3. What settings should I use when preparing files and burning to DVD in Architect Studio?

Thank you,
flintstonesfan

Comments

IanG wrote on 8/24/2006, 9:54 AM
Dual standard TVs are very common over here - you may not need to do anything. I'd check whether they need PAL first.

Ian G.
Tim L wrote on 8/24/2006, 2:12 PM
1. Do I need to capture into Movie Studio using PAL frame rate or can I capture at NTSC frame rate?

When capturing, you don't have any choice. If you shot on NTSC camcorder, it will be NTSC video when captured.

2. What settings should I use when rendering from Movie Studio?

(Okay, I haven't ever done this myself, but I believe the following to be true...)
If you are creating a project just for this purpose (conversion to PAL), then set up the project as PAL or PAL widescreen, render as PAL or PAL widescreen, burn in DVDAS as PAL or PAL widescreen.
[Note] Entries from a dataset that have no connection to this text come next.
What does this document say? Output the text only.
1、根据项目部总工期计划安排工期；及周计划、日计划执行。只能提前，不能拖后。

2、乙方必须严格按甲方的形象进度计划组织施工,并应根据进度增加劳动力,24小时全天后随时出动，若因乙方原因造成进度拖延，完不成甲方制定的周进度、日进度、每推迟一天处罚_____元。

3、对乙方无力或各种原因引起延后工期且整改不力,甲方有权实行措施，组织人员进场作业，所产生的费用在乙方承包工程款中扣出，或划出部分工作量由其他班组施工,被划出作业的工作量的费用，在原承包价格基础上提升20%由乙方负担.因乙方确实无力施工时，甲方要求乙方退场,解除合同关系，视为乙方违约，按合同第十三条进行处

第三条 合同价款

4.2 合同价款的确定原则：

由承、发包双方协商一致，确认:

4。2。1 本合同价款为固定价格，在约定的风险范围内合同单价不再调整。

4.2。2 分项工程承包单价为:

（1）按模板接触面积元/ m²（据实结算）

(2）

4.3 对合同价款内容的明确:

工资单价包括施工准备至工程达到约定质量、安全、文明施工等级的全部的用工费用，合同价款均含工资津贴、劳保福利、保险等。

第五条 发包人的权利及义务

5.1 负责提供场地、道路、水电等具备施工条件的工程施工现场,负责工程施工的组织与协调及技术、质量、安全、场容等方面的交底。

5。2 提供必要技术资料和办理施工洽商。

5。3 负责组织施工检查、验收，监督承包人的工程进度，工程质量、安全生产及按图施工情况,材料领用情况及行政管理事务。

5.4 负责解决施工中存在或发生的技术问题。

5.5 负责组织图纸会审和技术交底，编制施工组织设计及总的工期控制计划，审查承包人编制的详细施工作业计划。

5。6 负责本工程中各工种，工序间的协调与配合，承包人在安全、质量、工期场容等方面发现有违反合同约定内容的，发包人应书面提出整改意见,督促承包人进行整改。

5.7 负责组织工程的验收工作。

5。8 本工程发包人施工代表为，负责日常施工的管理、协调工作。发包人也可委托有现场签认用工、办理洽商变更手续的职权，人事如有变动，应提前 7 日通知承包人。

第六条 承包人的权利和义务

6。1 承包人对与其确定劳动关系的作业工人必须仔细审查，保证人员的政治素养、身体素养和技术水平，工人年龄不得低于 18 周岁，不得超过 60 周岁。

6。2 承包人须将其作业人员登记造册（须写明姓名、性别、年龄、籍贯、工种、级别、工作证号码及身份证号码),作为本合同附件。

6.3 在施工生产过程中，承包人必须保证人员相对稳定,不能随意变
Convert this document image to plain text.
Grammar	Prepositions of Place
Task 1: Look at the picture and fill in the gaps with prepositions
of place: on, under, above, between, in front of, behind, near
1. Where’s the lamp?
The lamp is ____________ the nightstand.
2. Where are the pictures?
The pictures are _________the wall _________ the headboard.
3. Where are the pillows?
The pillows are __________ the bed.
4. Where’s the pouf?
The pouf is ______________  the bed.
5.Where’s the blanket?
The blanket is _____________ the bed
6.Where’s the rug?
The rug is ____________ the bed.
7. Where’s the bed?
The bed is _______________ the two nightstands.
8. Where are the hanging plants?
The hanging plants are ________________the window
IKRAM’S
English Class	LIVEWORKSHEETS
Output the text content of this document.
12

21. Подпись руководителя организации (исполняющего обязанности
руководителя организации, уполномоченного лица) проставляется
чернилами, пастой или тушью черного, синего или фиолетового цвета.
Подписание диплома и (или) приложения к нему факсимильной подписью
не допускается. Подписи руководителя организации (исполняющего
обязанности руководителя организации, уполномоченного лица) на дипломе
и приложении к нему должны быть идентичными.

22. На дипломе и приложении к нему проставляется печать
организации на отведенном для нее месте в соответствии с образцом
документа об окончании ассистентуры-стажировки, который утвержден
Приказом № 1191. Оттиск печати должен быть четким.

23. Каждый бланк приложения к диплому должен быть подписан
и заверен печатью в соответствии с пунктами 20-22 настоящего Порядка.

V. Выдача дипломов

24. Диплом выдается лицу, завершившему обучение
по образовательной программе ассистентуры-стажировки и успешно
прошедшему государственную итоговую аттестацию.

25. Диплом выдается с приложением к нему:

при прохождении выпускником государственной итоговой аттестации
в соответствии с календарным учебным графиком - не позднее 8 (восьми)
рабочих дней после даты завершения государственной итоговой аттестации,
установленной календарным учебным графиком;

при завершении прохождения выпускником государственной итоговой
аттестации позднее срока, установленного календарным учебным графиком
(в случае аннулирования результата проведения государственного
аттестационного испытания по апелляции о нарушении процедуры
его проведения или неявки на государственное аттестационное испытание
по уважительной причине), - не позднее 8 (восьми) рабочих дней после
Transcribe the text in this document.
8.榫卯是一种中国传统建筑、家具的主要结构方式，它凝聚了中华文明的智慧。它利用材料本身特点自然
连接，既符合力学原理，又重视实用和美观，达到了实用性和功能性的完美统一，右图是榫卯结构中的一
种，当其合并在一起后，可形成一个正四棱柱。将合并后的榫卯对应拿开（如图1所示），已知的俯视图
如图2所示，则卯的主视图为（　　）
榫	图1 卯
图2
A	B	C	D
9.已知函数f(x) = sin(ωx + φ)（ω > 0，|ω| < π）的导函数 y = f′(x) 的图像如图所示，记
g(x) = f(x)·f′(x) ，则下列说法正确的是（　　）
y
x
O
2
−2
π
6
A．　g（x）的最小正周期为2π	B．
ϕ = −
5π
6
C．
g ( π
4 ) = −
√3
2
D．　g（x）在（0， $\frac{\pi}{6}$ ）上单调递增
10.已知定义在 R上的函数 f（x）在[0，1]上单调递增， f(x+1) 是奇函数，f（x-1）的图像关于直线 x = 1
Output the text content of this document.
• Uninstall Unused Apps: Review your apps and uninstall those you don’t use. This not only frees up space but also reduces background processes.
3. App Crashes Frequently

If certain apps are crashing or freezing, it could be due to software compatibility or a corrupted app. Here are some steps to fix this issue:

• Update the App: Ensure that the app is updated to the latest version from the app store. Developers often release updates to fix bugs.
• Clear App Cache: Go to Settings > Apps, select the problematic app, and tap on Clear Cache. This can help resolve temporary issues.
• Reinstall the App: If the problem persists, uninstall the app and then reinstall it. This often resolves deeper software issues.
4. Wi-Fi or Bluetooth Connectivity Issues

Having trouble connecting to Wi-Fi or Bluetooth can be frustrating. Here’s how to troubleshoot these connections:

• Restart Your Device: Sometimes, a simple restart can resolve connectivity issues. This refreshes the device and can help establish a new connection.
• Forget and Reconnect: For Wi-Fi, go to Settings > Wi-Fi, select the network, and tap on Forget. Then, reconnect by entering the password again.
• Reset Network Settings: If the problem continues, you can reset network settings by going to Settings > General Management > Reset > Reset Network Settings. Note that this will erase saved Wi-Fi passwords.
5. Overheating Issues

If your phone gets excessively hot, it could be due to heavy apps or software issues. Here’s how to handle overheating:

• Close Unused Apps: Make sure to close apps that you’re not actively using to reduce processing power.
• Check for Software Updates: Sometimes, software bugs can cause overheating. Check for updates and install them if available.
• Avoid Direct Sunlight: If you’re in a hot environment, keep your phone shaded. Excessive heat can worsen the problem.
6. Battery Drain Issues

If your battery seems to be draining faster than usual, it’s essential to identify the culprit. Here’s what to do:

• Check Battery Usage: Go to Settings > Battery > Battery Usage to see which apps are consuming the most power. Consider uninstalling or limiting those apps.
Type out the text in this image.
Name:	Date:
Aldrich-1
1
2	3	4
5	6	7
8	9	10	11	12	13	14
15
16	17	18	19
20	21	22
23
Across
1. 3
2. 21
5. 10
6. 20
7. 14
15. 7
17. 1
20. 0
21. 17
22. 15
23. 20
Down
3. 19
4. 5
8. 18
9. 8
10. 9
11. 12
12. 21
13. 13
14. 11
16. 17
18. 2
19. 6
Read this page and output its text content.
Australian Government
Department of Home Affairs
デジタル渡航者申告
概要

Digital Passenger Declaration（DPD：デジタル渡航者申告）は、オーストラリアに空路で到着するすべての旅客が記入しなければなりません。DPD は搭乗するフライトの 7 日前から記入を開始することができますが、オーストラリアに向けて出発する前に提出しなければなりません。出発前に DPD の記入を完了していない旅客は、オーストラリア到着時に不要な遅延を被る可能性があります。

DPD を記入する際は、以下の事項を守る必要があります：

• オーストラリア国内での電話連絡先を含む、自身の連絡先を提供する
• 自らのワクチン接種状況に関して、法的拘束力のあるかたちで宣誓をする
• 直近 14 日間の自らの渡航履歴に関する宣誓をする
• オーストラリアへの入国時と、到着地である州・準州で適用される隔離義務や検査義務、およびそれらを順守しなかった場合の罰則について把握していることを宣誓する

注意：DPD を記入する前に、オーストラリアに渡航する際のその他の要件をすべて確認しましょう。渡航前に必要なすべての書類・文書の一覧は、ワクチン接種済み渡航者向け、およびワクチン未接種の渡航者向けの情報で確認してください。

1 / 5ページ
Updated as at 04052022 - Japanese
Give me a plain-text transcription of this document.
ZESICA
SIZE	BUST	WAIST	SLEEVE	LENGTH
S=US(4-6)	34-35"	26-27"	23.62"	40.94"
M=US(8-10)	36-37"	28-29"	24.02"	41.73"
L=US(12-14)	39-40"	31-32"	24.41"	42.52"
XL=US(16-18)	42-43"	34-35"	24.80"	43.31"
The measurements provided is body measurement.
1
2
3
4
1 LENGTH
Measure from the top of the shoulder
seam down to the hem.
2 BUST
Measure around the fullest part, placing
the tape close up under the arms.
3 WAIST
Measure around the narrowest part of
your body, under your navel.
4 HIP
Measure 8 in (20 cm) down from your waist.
By making project itself PAL format, at least your titles, etc., will avoid any conversion process (i.e. they'll be "PAL" format titles, etc.)

If you already have an NTSC project and just want to make a PAL copy of it, leave the NTSC project as is, and just render to PAL, burn DVD as PAL.

(Again, I haven't done any of this, but I believe this to be the proper path to take.)

Tim L
IanG wrote on 8/25/2006, 2:53 AM
What Tim's described will work, but it's very slow and the quality isn't great. I spoke to a friend in the BBC last night and his description of the quality wasn't printable - but then he has higher standards than me! His take was that dual standard TVs are so widely used in Europe that you're almost certainly wasting your time if you try and convert.

Ian G.
Laurence wrote on 9/5/2006, 7:57 PM
The quality of NTSC converted to PAL is nowhere near as good as NTSC played on a dual standard TV. I'd just send NTSC DVDs. About the only time you need to convert to PAL these days is for broadcast.